La tercera fase de la revolución conservadora
PRIMERO FUE Reagan, en la década de los ochenta. Su revolución conservadora intentó acabar con el consenso básico de la posguerra, que había dado lugar a la edad dorada del capitalismo y a una distribución de la renta y la riqueza a través del Estado de bienestar. Suicidado el socialismo real, ya no se consideraba necesaria esa redistribución y había que volver a la naturalidad del mercado. El demócrata Clinton y los noventa supusieron un paréntesis en esos intentos de marcha atrás.
Luego llegaron George W. Bush y los neocon a la Casa Blanca e iniciaron la segunda etapa. La principal diferencia respecto a sus predecesores fue la desvergüenza: Reagan había hecho del anticomunismo la razón de ser del Partido Republicano; ese pegamento anticomunista (ideológico) fue sustituido por la relación directa entre el mundo político y el mundo económico, sobre todo a través de las industrias de la energía, seguridad y defensa. No hay nada de extraño en que éstas hayan sido las que más subieron en Wall Street al conocerse la victoria de Bush el pasado martes.
Perdida la consigna de "¡cualquier cosa menos Bush!", por el legítimo voto de los ciudadanos, hay que refugiarse en la siguiente trinchera: una Europa fuerte es el único contrapeso a la contrarrevolución 'neocons'
Ahora, Bush se dispone a iniciar la tercera etapa de la revolución conservadora. No puede ser reelegido otra vez, por lo que ahora tratará de dejar su legado para la historia. Es el momento de releer el Proyecto para un nuevo siglo americano y los demás documentos que conforman la filosofía que va a seguir gobernando el mundo (El nuevo orden americano. Textos básicos. Compilación de C. Alarcón y R. Soriano. Editorial Almuzara), para saber lo que han votado mayoritariamente los americanos, y lo que nos espera a los demás.

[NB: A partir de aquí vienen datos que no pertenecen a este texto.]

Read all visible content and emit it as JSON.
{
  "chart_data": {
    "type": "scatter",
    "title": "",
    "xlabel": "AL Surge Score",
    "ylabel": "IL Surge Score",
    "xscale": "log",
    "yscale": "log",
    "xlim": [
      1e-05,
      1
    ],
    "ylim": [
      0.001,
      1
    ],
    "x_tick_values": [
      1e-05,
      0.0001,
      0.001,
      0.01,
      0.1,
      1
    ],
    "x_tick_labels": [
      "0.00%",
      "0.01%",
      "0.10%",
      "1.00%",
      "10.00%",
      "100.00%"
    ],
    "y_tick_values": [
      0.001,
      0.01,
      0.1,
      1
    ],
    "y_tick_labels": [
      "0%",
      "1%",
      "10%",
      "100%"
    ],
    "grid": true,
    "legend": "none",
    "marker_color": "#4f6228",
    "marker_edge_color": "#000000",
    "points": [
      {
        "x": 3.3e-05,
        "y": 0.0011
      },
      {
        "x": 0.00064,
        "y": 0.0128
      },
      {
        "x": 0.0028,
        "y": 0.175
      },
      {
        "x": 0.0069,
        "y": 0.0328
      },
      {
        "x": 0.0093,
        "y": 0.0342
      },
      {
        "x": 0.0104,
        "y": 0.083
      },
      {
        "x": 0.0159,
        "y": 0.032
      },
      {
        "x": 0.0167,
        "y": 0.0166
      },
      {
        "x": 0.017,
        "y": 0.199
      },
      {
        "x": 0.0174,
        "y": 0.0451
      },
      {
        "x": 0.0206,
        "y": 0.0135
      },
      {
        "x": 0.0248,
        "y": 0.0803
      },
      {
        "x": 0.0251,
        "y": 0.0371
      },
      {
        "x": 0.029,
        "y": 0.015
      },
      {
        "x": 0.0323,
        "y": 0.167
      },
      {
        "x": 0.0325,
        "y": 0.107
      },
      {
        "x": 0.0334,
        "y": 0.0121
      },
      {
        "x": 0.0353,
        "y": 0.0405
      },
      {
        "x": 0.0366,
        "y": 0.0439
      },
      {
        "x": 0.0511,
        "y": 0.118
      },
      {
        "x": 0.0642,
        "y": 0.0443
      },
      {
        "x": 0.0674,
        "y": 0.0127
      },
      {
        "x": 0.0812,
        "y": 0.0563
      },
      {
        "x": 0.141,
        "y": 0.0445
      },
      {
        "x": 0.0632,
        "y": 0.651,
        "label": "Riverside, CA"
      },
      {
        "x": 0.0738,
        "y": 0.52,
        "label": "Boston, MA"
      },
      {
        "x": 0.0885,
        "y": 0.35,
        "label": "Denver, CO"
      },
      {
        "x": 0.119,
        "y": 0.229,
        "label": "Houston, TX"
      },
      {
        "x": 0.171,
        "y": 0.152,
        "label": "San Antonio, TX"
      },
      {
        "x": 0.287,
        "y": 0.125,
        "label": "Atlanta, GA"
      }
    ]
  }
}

La filosofía neocon es meridianamente clara y constituye el envés de lo que solemos pensar los europeos. Lo dice el americano Jeremy Rikfin, en su último libro (El sueño europeo. Paidós): en muchos casos, el sueño europeo es el reflejo invertido del sueño americano. Cada vez son más los estadounidenses saturados de trabajo, mal pagados, sin tiempo para nada e inseguros respecto a sus posibilidades de mejoras en la vida; un tercio de esos ciudadanos ya no cree en el sueño americano. Al tiempo, Europa disfruta de mayor expectativa de vida, un menor índice de pobreza y criminalidad, así como de un menor deterioro urbano, vacaciones más largas y desplazamientos más cortos para llegar al trabajo.
Recientemente, el estudio Trasatlantic Trend, elaborado por la Fundación americana German Marshall, con la colaboración de la Fundación BBVA, analizaba las relaciones actuales entre EE UU y Europa a través de un sondeo con una muestra de más de 11.000 personas. En él se pone de manifiesto que con la Administración de Bush han aumentado las diferencias entre lo que piensan los europeos y los norteamericanos. Teniendo los mismos valores comunes (lo que deshace la industria de los que defienden el antiamericanismo de los europeos), el deterioro es alarmante desde que Bush impuso la invasión de Irak de modo unilateral: el 76% de los europeos desaprueba la actual política internacional de EE UU, 20 puntos más que en el año 2002.
Los europeos opinan mayoritariamente como los demócratas americanos. La victoria de Bush no contribuirá a cerrar la brecha entre una parte de Occidente y la otra. Perdida la consigna de "¡cualquier cosa menos Bush!", por el legítimo voto de la mayoría de estadounidenses, hay que refugiarse en la siguiente trinchera: una Europa unida, fuerte, es el único contrapeso a la regresión democrática que ha liderado Bush en los cuatro últimos años, y que se acelerará si es coherente con la filosofía contenida en los documentos citados.
Hay dos reformas inmediatas que Bush ha prometido en la campaña electoral: la fiscal, por lo que se hacen permanentes las rebajas de impuestos a los más ricos, que han dado lugar al imponente déficit fiscal; y la reforma de la Seguridad Social, con la privatización de las pensiones a través de las cuentas de ahorro. A la división entre Europa y EE UU se une la de la propia sociedad americana, más profunda que nunca.